[HISTORY: Adopted by the Village Board of the Village of Williamsville 4-26-2004 by L.L. No. 2-2004.[1] Amendments noted where applicable.]
GENERAL REFERENCES
Sewer use — See Ch. 81.
[1]
This local law also repealed former Ch. 78, Sewer Rents, adopted 1-14-1991 by L.L. No. 2-1991.
The purpose of this chapter is to establish and impose sanitary sewer rents, pursuant to Article 14-F of the General Municipal Law of the State of New York, on all properties located within 150 feet of a sanitary sewer and all properties outside the Village where the Village has contracted to provide sanitary sewer services.
A. 
The sanitary sewer rents for properties located within the Village corporate limits shall be established annually by resolution of the Board of Trustees after a public hearing.
B. 
Properties located outside the Village corporate limits, which are connected to the Village sanitary sewer system, shall pay an annual sewer rent as established by resolution of the Board of Trustees after a public hearing.
C. 
Properties shown on the Village Tax Map as unimproved land shall pay a sewer rent based on an annual rate per $1,000 of assessed value.
D. 
For all other properties in the Village subject to the payment of sanitary sewer rents, a scale of charges shall be established by resolution of the Board of Trustees in accordance with the following:
(1) 
That part of the total cost attributed to capital costs shall be based upon the total assessed value of the premises connected with and served by the sewer system. That part of the total cost attributed to operation and maintenance costs shall be based upon the volume of water consumed.
(2) 
Residential, industrial, institutional or commercial property whose water supply is not exclusively provided by the Village water system but which is connected to the sewer system may, at the discretion of the Village, be required to install and maintain a meter or other suitable device, at the expense of the owner, subject to the approval of the Village, for the purpose of measuring the amount of sewage discharged into the Village sanitary sewer system.

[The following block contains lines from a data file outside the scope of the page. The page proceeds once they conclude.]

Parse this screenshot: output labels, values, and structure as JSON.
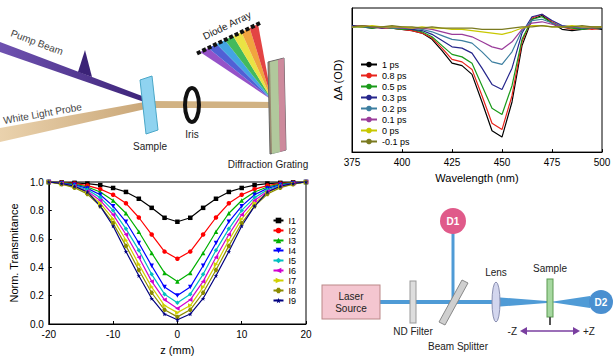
{
  "chart_data": [
    {
      "type": "line",
      "x_label": "Wavelength (nm)",
      "y_label": "ΔA (OD)",
      "x": [
        375,
        380,
        385,
        390,
        395,
        400,
        405,
        410,
        415,
        420,
        425,
        430,
        435,
        440,
        445,
        450,
        455,
        460,
        465,
        470,
        475,
        480,
        485,
        490,
        495,
        500
      ],
      "xlim": [
        375,
        500
      ],
      "xticks": [
        375,
        400,
        425,
        450,
        475,
        500
      ],
      "ylim": [
        -1.0,
        0.15
      ],
      "tick_labels": "x",
      "legend": "bottom-left",
      "series": [
        {
          "name": "1 ps",
          "color": "#000000",
          "values": [
            0.01,
            0.0,
            -0.01,
            0.0,
            -0.01,
            -0.02,
            -0.03,
            -0.05,
            -0.1,
            -0.19,
            -0.29,
            -0.31,
            -0.38,
            -0.6,
            -0.83,
            -0.88,
            -0.6,
            -0.15,
            0.06,
            0.09,
            0.03,
            -0.02,
            -0.03,
            -0.02,
            -0.01,
            -0.02
          ]
        },
        {
          "name": "0.8 ps",
          "color": "#e8241c",
          "values": [
            0.0,
            0.01,
            0.0,
            -0.01,
            -0.01,
            -0.02,
            -0.03,
            -0.05,
            -0.09,
            -0.17,
            -0.26,
            -0.28,
            -0.34,
            -0.55,
            -0.77,
            -0.82,
            -0.55,
            -0.12,
            0.07,
            0.1,
            0.04,
            0.0,
            -0.02,
            -0.01,
            -0.02,
            -0.01
          ]
        },
        {
          "name": "0.5 ps",
          "color": "#1a9a1a",
          "values": [
            0.0,
            0.0,
            -0.01,
            0.0,
            -0.01,
            -0.02,
            -0.02,
            -0.04,
            -0.08,
            -0.15,
            -0.22,
            -0.24,
            -0.29,
            -0.47,
            -0.65,
            -0.7,
            -0.47,
            -0.1,
            0.06,
            0.08,
            0.03,
            0.0,
            -0.01,
            -0.02,
            -0.01,
            -0.01
          ]
        },
        {
          "name": "0.3 ps",
          "color": "#26268c",
          "values": [
            0.01,
            0.0,
            0.0,
            -0.01,
            0.0,
            -0.01,
            -0.02,
            -0.03,
            -0.06,
            -0.11,
            -0.16,
            -0.17,
            -0.21,
            -0.33,
            -0.46,
            -0.5,
            -0.33,
            -0.05,
            0.08,
            0.1,
            0.05,
            0.01,
            0.0,
            -0.01,
            0.0,
            -0.01
          ]
        },
        {
          "name": "0.2 ps",
          "color": "#3c7ea0",
          "values": [
            0.0,
            0.0,
            0.0,
            0.0,
            -0.01,
            -0.01,
            -0.01,
            -0.02,
            -0.04,
            -0.07,
            -0.1,
            -0.11,
            -0.13,
            -0.2,
            -0.28,
            -0.3,
            -0.2,
            -0.03,
            0.05,
            0.06,
            0.03,
            0.0,
            0.0,
            -0.01,
            0.0,
            0.0
          ]
        },
        {
          "name": "0.1 ps",
          "color": "#9a3c9a",
          "values": [
            0.0,
            0.01,
            0.0,
            0.0,
            0.0,
            -0.01,
            -0.01,
            -0.01,
            -0.02,
            -0.04,
            -0.06,
            -0.06,
            -0.08,
            -0.12,
            -0.16,
            -0.18,
            -0.12,
            -0.02,
            0.03,
            0.04,
            0.02,
            0.0,
            0.0,
            0.0,
            -0.01,
            0.0
          ]
        },
        {
          "name": "0 ps",
          "color": "#c8c800",
          "values": [
            0.0,
            0.0,
            0.01,
            0.0,
            0.0,
            0.0,
            -0.01,
            0.0,
            -0.01,
            -0.01,
            -0.02,
            -0.02,
            -0.03,
            -0.04,
            -0.05,
            -0.06,
            -0.04,
            -0.01,
            0.01,
            0.01,
            0.0,
            0.0,
            0.01,
            0.0,
            0.0,
            0.0
          ]
        },
        {
          "name": "-0.1 ps",
          "color": "#7a7a20",
          "values": [
            0.0,
            0.01,
            0.0,
            0.0,
            0.01,
            0.0,
            0.0,
            -0.01,
            0.0,
            -0.01,
            -0.01,
            -0.01,
            -0.01,
            -0.02,
            -0.02,
            -0.02,
            -0.01,
            0.0,
            0.0,
            0.01,
            0.0,
            0.0,
            0.0,
            0.01,
            0.0,
            0.0
          ]
        }
      ]
    },
    {
      "type": "line",
      "x_label": "z (mm)",
      "y_label": "Norm. Transmitance",
      "x": [
        -20,
        -18,
        -16,
        -14,
        -12,
        -10,
        -8,
        -6,
        -4,
        -2,
        0,
        2,
        4,
        6,
        8,
        10,
        12,
        14,
        16,
        18,
        20
      ],
      "xlim": [
        -20,
        20
      ],
      "xticks": [
        -20,
        -10,
        0,
        10,
        20
      ],
      "ylim": [
        0,
        1
      ],
      "yticks": [
        {
          "value": 0,
          "label": "0.0"
        },
        {
          "value": 0.2,
          "label": "0.2"
        },
        {
          "value": 0.4,
          "label": "0.4"
        },
        {
          "value": 0.6,
          "label": "0.6"
        },
        {
          "value": 0.8,
          "label": "0.8"
        },
        {
          "value": 1,
          "label": "1.0"
        }
      ],
      "legend": "right",
      "series": [
        {
          "name": "I1",
          "color": "#000000",
          "marker": "square",
          "values": [
            1.0,
            0.997,
            0.994,
            0.989,
            0.978,
            0.958,
            0.93,
            0.882,
            0.818,
            0.748,
            0.72,
            0.748,
            0.818,
            0.882,
            0.93,
            0.958,
            0.978,
            0.989,
            0.994,
            0.997,
            1.0
          ]
        },
        {
          "name": "I2",
          "color": "#ff0000",
          "marker": "circle",
          "values": [
            1.0,
            0.995,
            0.99,
            0.975,
            0.95,
            0.91,
            0.85,
            0.75,
            0.63,
            0.51,
            0.46,
            0.51,
            0.63,
            0.75,
            0.85,
            0.91,
            0.95,
            0.975,
            0.99,
            0.995,
            1.0
          ]
        },
        {
          "name": "I3",
          "color": "#00b000",
          "marker": "triangle",
          "values": [
            1.0,
            0.995,
            0.985,
            0.965,
            0.93,
            0.87,
            0.78,
            0.65,
            0.5,
            0.36,
            0.3,
            0.36,
            0.5,
            0.65,
            0.78,
            0.87,
            0.93,
            0.965,
            0.985,
            0.995,
            1.0
          ]
        },
        {
          "name": "I4",
          "color": "#0000ff",
          "marker": "triangle-down",
          "values": [
            1.0,
            0.99,
            0.98,
            0.955,
            0.91,
            0.83,
            0.72,
            0.57,
            0.41,
            0.26,
            0.2,
            0.26,
            0.41,
            0.57,
            0.72,
            0.83,
            0.91,
            0.955,
            0.98,
            0.99,
            1.0
          ]
        },
        {
          "name": "I5",
          "color": "#00c0c0",
          "marker": "diamond",
          "values": [
            1.0,
            0.99,
            0.975,
            0.945,
            0.89,
            0.8,
            0.67,
            0.52,
            0.35,
            0.21,
            0.15,
            0.21,
            0.35,
            0.52,
            0.67,
            0.8,
            0.89,
            0.945,
            0.975,
            0.99,
            1.0
          ]
        },
        {
          "name": "I6",
          "color": "#d000d0",
          "marker": "triangle-left",
          "values": [
            1.0,
            0.99,
            0.97,
            0.935,
            0.87,
            0.77,
            0.63,
            0.47,
            0.3,
            0.17,
            0.11,
            0.17,
            0.3,
            0.47,
            0.63,
            0.77,
            0.87,
            0.935,
            0.97,
            0.99,
            1.0
          ]
        },
        {
          "name": "I7",
          "color": "#d0d000",
          "marker": "triangle-right",
          "values": [
            1.0,
            0.985,
            0.965,
            0.925,
            0.85,
            0.74,
            0.59,
            0.42,
            0.26,
            0.13,
            0.08,
            0.13,
            0.26,
            0.42,
            0.59,
            0.74,
            0.85,
            0.925,
            0.965,
            0.985,
            1.0
          ]
        },
        {
          "name": "I8",
          "color": "#8b8b00",
          "marker": "hexagon",
          "values": [
            1.0,
            0.985,
            0.96,
            0.915,
            0.83,
            0.71,
            0.55,
            0.38,
            0.22,
            0.1,
            0.05,
            0.1,
            0.22,
            0.38,
            0.55,
            0.71,
            0.83,
            0.915,
            0.96,
            0.985,
            1.0
          ]
        },
        {
          "name": "I9",
          "color": "#000080",
          "marker": "star",
          "values": [
            1.0,
            0.99,
            0.97,
            0.93,
            0.83,
            0.69,
            0.51,
            0.34,
            0.18,
            0.07,
            0.03,
            0.07,
            0.18,
            0.34,
            0.51,
            0.69,
            0.83,
            0.93,
            0.97,
            0.99,
            1.0
          ]
        }
      ]
    }
  ],
  "diagrams": {
    "pump_probe": {
      "pump_beam": "Pump Beam",
      "probe_beam": "White Light Probe",
      "sample": "Sample",
      "iris": "Iris",
      "grating": "Diffraction Grating",
      "detector": "Diode Array"
    },
    "z_scan_setup": {
      "source": "Laser Source",
      "filter": "ND Filter",
      "splitter": "Beam Splitter",
      "detector_1": "D1",
      "lens": "Lens",
      "sample": "Sample",
      "detector_2": "D2",
      "minus_z": "-Z",
      "plus_z": "+Z"
    }
  }
}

[Amended 5-23-2016 by L.L. No. 4-2016]
A. 
The part of the total cost attributed to capital costs shall be due and payable at the same time and in the same manner as general Village taxes and shall be included therein. The part of the total cost attributed to operation and maintenance shall be due and payable at the same time and in the same manner as general Village taxes and shall be included therein.
B. 
Sanitary sewer rents attributed to capital costs and not paid when due, plus penalties and interest, shall become a lien on the real property to which the unpaid rents were charged and shall be added to the next succeeding county property tax bill. Sanitary sewer rents attributed to operation and maintenance costs and not paid when due, plus penalties and interest, shall become a lien on the real property to which the unpaid rents were charged and shall be added to the next succeeding county property tax bill.
C. 
Interest and penalties on the part of the sanitary sewer rent attributed to capital costs shall be levied in the same manner as interest and penalties on the Village taxes. Interest and penalties on the part of the sanitary sewer rent attributed to operation and maintenance costs shall be levied in the same manner as interest and penalties on the Village taxes.
D. 
The Board of Trustees may direct that an action be brought in any court of competent jurisdiction for the collection of sanitary sewer rents, penalties and interest.
In the case of any possible preexisting agreements which address the reservation of capacity in the local treatment plant or the charges to be collected by the Village in providing wastewater treatment services, transporting services or reserving capacity, the system outlined herein for the establishment and collection of sanitary sewer rents shall take precedence over any terms or conditions of agreements or contracts between the grantee and users, including users, special districts, other municipalities, federal agencies or installations, which are inconsistent with the requirements of Section 204(b)(1)(A) of the Clean Water Act of 1977 and the rules and regulations contained in 40 CFR Part 35, Subpart E (Grants for Construction of Treatment Works, Clean Water Act).